When a real estate professional’s attention does shift to the tax—or his exclusion from it—the biggest change may have to do with the documentation required to stay in the Internal Revenue Service’s good graces. “Anybody who does real estate thinks he’ll qualify,” said Mr. Bonney. “And just telling the IRS you’re a real estate professional ain’t gonna cut it.”
Other real estate issues stemming from the tax affect triple-net leases, whose owners are unlikely to qualify as material participants. And real estate dynasties may be in for a surprise, since children who own property but don’t actively manage it will have to pay up. Finally, sources said they’d handled a rising tide of 1031 like kind exchanges, thanks in part to the 3.8 percent tax.
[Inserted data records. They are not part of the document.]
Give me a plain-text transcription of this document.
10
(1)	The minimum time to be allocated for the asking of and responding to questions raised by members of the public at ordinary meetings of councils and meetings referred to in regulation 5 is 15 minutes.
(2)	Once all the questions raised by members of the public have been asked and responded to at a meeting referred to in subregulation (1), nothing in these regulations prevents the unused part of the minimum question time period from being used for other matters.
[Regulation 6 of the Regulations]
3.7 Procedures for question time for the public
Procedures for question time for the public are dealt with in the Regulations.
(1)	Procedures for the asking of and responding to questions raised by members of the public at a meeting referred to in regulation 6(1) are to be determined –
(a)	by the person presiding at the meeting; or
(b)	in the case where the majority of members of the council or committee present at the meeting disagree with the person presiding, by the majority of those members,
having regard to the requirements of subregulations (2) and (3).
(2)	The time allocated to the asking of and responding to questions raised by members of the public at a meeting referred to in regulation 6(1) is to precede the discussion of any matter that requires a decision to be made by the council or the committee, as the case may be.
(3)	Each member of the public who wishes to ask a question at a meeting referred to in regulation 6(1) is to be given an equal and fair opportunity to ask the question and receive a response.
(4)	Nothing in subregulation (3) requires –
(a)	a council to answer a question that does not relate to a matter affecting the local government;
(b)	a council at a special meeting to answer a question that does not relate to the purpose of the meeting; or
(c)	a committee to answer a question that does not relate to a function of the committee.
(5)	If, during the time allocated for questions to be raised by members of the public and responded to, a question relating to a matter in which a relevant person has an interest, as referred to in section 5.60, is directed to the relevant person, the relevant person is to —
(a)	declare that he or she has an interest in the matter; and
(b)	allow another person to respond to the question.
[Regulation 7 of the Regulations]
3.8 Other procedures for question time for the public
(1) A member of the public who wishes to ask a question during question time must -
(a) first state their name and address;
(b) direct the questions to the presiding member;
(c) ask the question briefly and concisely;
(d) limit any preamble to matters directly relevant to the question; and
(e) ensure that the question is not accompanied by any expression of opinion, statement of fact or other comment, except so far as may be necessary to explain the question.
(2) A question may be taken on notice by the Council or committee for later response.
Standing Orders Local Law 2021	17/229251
Will the Medicare tax and its attendant exemptions become a long-term talking point in the industry? “Some people say my crystal ball’s cloudy, but I think [the tax is] here to stay,” said Mr. Sonenberg. Other sources agreed, saying the tax should last until a return to Republican power in the White House.
As for the reaction to the changes, Ken Weissenberg, co-chair of the real estate services group atEisnerAmper LLP said, “People haven’t written the checks yet. When they do, you’ll hear more fallout.”